Labour’s allies openly attacked the government’s ties with China. NZ First leader Winston Peters declared to TVNZ: “The question is, how much control of our destiny are we losing?” He said NZ was “more dependent now on China than we’d like to be,” while exports as a share of gross domestic product had recently declined from 33 to 29 percent.

Greens co-leader Russel Norman similarly criticised the government for focusing too heavily on exports of dairy products to China. He also declared that the Chinese government was “guilty of policies that have displaced and marginalised” the peoples of Tibet and Xinjiang. He called on Prime Minister Key to “follow the lead of United States President Barack Obama” and push for the release of Chinese dissident Liu Xiaobo, who has been in prison since 2008.

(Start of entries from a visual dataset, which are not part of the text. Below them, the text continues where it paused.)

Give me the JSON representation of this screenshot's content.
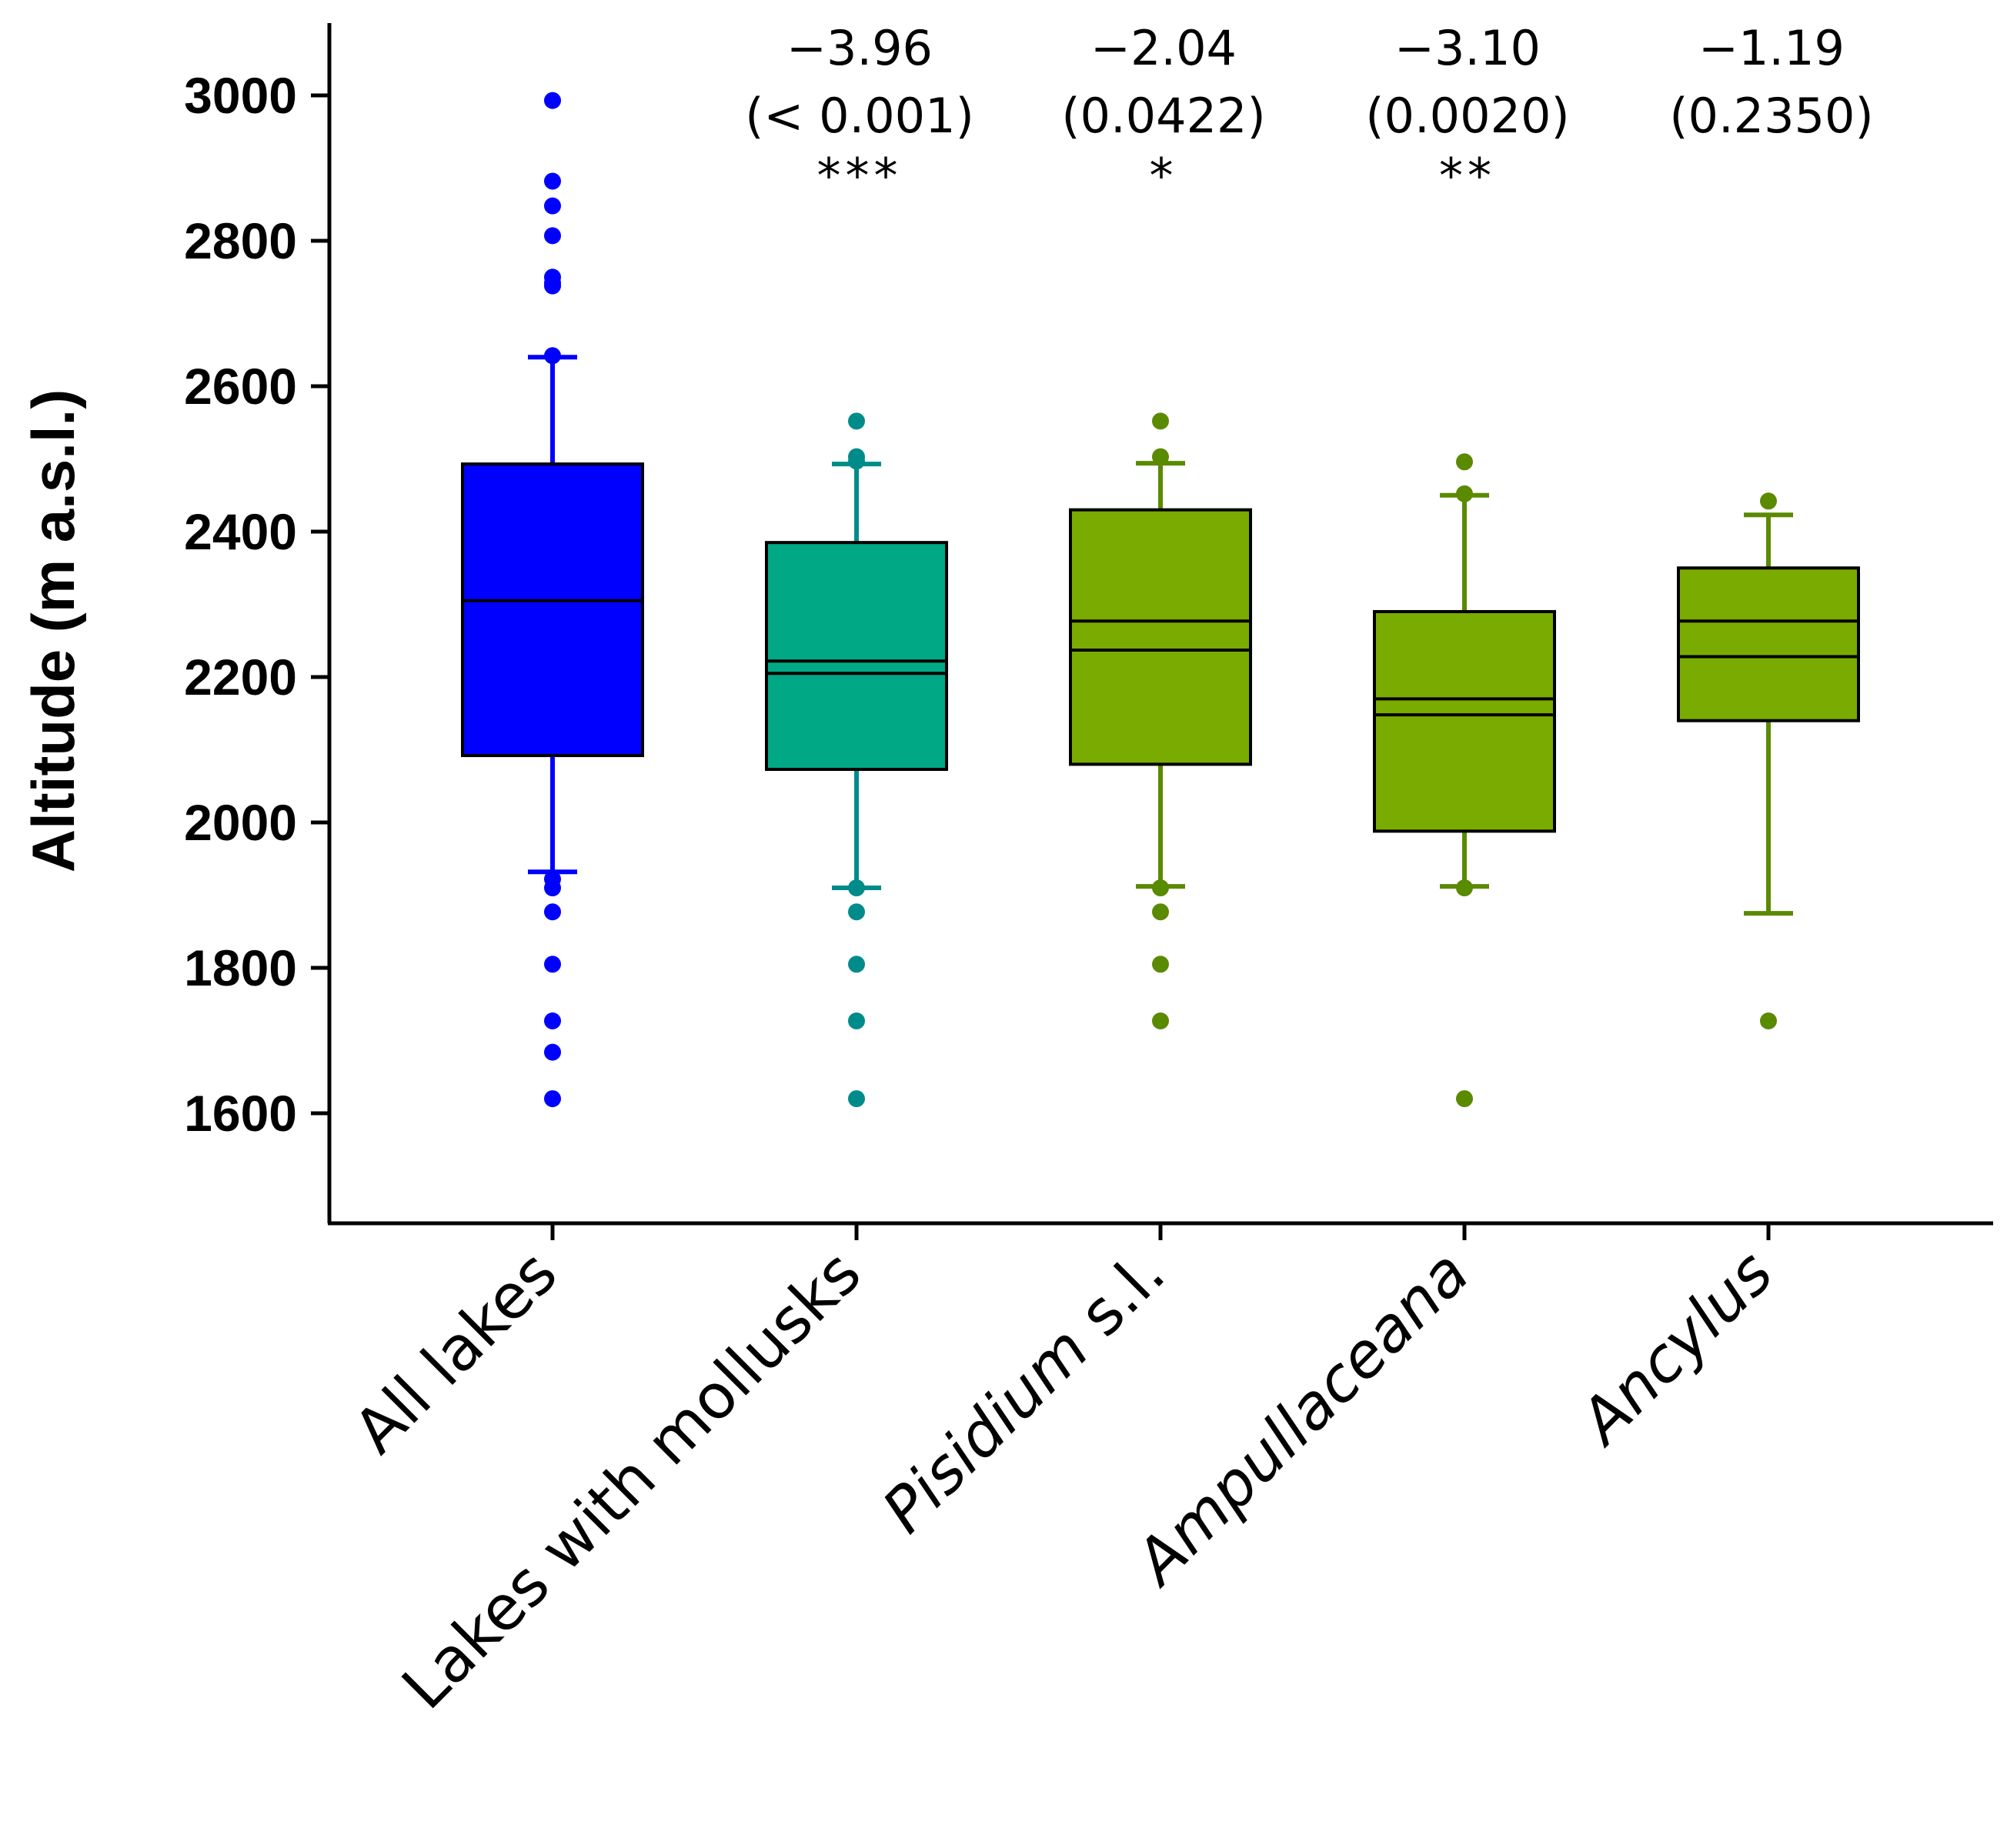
{
  "chart_data": {
    "type": "box",
    "title": "",
    "xlabel": "",
    "ylabel": "Altitude (m a.s.l.)",
    "ylim": [
      1470,
      3100
    ],
    "yticks": [
      1600,
      1800,
      2000,
      2200,
      2400,
      2600,
      2800,
      3000
    ],
    "grid": false,
    "groups": [
      {
        "label": "All lakes",
        "italic_part": "",
        "plain_part": "All lakes",
        "color": "#0000ff",
        "whisker_color": "#0000ff",
        "q1": 2092,
        "median": 2305,
        "q3": 2493,
        "whisker_low": 1932,
        "whisker_high": 2640,
        "outliers": [
          2993,
          2882,
          2848,
          2807,
          2750,
          2742,
          2738,
          2642,
          1922,
          1910,
          1877,
          1805,
          1727,
          1684,
          1620
        ],
        "stat": null,
        "pvalue": null,
        "stars": ""
      },
      {
        "label": "Lakes with mollusks",
        "italic_part": "",
        "plain_part": "Lakes with mollusks",
        "color": "#00a886",
        "whisker_color": "#008b8b",
        "q1": 2073,
        "median": 2205,
        "mean": 2222,
        "q3": 2385,
        "whisker_low": 1910,
        "whisker_high": 2493,
        "outliers": [
          2552,
          2503,
          2497,
          1910,
          1877,
          1805,
          1727,
          1620
        ],
        "stat": "−3.96",
        "pvalue": "(< 0.001)",
        "stars": "***"
      },
      {
        "label": "Pisidium s.l.",
        "italic_part": "Pisidium",
        "plain_part": " s.l.",
        "color": "#7aab00",
        "whisker_color": "#5a8a00",
        "q1": 2080,
        "median": 2237,
        "mean": 2277,
        "q3": 2430,
        "whisker_low": 1912,
        "whisker_high": 2494,
        "outliers": [
          2552,
          2503,
          1910,
          1877,
          1805,
          1727
        ],
        "stat": "−2.04",
        "pvalue": "(0.0422)",
        "stars": "*"
      },
      {
        "label": "Ampullaceana",
        "italic_part": "Ampullaceana",
        "plain_part": "",
        "color": "#7aab00",
        "whisker_color": "#5a8a00",
        "q1": 1988,
        "median": 2148,
        "mean": 2170,
        "q3": 2290,
        "whisker_low": 1912,
        "whisker_high": 2450,
        "outliers": [
          2496,
          2452,
          1910,
          1620
        ],
        "stat": "−3.10",
        "pvalue": "(0.0020)",
        "stars": "**"
      },
      {
        "label": "Ancylus",
        "italic_part": "Ancylus",
        "plain_part": "",
        "color": "#7aab00",
        "whisker_color": "#5a8a00",
        "q1": 2140,
        "median": 2228,
        "mean": 2277,
        "q3": 2350,
        "whisker_low": 1875,
        "whisker_high": 2423,
        "outliers": [
          2442,
          1727
        ],
        "stat": "−1.19",
        "pvalue": "(0.2350)",
        "stars": ""
      }
    ]
  }
}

Beijing’s policies in Tibet, Xinjiang and elsewhere are thoroughly repressive. However the opposition parties’ professed concern for “human rights” is thoroughly hypocritical, and has everything to do with “following the lead” of US imperialism. Washington routinely and cynically uses the issue of “human rights” to justify its military preparations against China as well as interventions in other parts of the world.

The 1999–2008 Labour government was responsible for cementing military and intelligence ties with Washington by sending troops to assist the illegal wars in Iraq and Afghanistan. The Greens vocally supported the so-called “peacekeeping” mission in Afghanistan, where NZ soldiers were part of the US occupation force for more than a decade. Labour has joined the National government in expressing support for the renewed US intervention in Iraq and Syria this year.

While the National government has so far been careful to avoid jeopardising its lucrative relationship with China, it is no less committed to an alliance with US imperialism. The NZ bourgeoisie relies on Washington to safeguard NZ’s own neo-colonial interests in the Pacific, where Wellington increasingly views Beijing as a rival for influence. Despite the public display of friendship during Xi’s visit, the Key government is intimately involved in US military operations in every part of the world, including Asia.